You should be able to: Use the method of initial rates to determine reaction orders, either by comparing pairs of experiments (the ratio method) or by plotting \(\ln\nu_0\) versus \(\ln[\mathrm{A}]_0\).
3.5 Key Concepts
- The integral method tests candidate rate laws by plotting concentration–time data in different linear forms.
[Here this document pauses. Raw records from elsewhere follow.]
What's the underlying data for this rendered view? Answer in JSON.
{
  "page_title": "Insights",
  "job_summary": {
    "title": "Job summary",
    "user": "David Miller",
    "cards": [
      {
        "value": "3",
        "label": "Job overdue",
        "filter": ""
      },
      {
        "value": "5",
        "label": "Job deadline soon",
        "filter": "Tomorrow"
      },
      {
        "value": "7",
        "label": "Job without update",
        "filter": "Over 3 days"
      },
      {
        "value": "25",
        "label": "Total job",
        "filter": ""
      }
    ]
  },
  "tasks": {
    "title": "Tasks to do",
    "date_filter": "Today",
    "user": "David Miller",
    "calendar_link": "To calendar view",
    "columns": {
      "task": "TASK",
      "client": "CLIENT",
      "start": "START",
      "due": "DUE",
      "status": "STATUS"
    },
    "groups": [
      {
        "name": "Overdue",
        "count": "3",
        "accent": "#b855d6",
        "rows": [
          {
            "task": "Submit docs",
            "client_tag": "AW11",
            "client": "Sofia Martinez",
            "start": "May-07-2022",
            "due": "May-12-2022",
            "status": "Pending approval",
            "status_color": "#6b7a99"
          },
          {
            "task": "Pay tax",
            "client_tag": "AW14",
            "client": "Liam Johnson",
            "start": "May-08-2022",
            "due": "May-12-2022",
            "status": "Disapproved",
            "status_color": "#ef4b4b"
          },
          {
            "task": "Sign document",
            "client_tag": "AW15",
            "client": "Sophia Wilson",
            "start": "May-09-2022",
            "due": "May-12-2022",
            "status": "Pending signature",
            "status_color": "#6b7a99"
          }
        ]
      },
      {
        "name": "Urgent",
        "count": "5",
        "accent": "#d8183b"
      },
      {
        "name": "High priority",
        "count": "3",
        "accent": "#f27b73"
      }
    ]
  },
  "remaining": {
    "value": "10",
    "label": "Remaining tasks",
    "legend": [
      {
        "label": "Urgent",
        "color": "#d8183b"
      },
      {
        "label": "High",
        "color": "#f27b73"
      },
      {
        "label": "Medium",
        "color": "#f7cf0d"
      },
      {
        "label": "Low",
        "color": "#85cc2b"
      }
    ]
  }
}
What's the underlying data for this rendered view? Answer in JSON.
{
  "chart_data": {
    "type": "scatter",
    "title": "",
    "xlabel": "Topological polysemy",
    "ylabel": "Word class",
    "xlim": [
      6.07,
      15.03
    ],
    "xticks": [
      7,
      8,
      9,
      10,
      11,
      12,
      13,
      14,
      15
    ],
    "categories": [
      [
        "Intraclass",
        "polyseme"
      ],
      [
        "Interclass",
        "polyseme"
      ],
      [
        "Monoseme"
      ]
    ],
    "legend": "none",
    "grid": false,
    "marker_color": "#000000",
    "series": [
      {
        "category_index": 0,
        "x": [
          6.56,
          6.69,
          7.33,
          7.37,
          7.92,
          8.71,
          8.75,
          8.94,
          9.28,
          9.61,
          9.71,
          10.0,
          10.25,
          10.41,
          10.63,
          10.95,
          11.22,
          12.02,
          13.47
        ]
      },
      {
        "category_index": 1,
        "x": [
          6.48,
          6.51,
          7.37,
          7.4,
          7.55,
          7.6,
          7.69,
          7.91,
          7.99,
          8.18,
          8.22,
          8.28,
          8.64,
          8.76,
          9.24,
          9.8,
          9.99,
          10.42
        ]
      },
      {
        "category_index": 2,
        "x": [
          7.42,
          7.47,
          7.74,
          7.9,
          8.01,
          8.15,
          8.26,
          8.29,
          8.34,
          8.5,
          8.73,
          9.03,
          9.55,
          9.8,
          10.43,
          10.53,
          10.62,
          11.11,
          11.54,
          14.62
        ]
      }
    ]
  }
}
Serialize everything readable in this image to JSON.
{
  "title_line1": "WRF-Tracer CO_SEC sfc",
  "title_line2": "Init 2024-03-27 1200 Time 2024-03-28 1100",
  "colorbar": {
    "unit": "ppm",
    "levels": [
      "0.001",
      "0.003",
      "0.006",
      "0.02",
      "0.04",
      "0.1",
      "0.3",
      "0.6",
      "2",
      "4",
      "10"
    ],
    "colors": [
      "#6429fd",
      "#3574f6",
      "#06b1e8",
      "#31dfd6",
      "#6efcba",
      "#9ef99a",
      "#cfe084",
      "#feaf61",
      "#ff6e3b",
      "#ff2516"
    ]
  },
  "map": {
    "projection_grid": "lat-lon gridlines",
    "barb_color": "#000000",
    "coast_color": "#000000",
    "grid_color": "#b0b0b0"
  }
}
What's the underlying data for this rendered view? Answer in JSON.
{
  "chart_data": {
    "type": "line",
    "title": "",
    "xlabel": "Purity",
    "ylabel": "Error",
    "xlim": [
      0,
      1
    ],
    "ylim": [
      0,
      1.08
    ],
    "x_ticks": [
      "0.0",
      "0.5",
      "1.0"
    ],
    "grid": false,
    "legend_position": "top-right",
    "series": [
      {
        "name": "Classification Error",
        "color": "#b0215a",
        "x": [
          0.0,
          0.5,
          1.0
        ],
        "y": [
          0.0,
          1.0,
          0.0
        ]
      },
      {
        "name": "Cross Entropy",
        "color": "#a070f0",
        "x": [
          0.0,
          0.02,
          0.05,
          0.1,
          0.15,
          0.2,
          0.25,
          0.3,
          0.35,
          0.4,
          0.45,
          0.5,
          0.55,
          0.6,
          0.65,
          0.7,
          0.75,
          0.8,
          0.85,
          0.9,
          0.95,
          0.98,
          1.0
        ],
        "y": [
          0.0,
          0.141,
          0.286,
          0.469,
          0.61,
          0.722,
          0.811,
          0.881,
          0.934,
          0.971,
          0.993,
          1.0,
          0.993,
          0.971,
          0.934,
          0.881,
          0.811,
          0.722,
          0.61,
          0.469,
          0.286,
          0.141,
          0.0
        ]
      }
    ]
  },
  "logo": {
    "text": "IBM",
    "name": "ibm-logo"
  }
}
A straight line confirms the proposed order; a curve rules it out. The slope gives the rate constant.
- Exponential decay (first-order kinetics) has a unique signature: the concentration decreases by the same fraction in equal time intervals. This follows because the ratio \([\mathrm{A}]_{t+\Delta t}/[\mathrm{A}]_t = \mathrm{e}^{-k\Delta t}\) depends only on \(k\) and \(\Delta t\), not on the concentration itself.
- The half-life for a first-order reaction is \(t_{1/2} = \ln 2/k\), independent of initial concentration. Constant proportional change over equal time intervals is diagnostic of first-order kinetics.
- The isolation method simplifies multi-reactant kinetics by using one reactant in large excess, reducing the rate law to a pseudo-order form in the remaining reactant. This works because the excess reactant is consumed in negligible proportion during the reaction.
- Repeating isolation experiments at different excess concentrations and plotting \(\ln k'\) versus \(\ln[\mathrm{B}]_0\) determines both the partial order \(\beta\) and the true rate constant \(k\).
- The method of initial rates determines reaction orders by measuring \(\nu_0\) at different starting concentrations. Orders can be found by comparing pairs of experiments (the ratio method) or by plotting \(\ln\nu_0\) versus \(\ln[\mathrm{A}]_0\) (at constant \([\mathrm{B}]_0\)) and reading the slope.
- All four methods rest on the same principle: change one variable at a time. The integral and half-life methods apply to single-reactant systems. For multi-reactant systems, the isolation method achieves single-variable behaviour by flooding with excess, while the method of initial rates achieves it by experimental design.
- Determining the rate law is not an end in itself. Different mechanisms predict different rate laws, so an experimentally determined rate law constrains which mechanisms are consistent with the data — connecting macroscopic measurements to molecular-level understanding.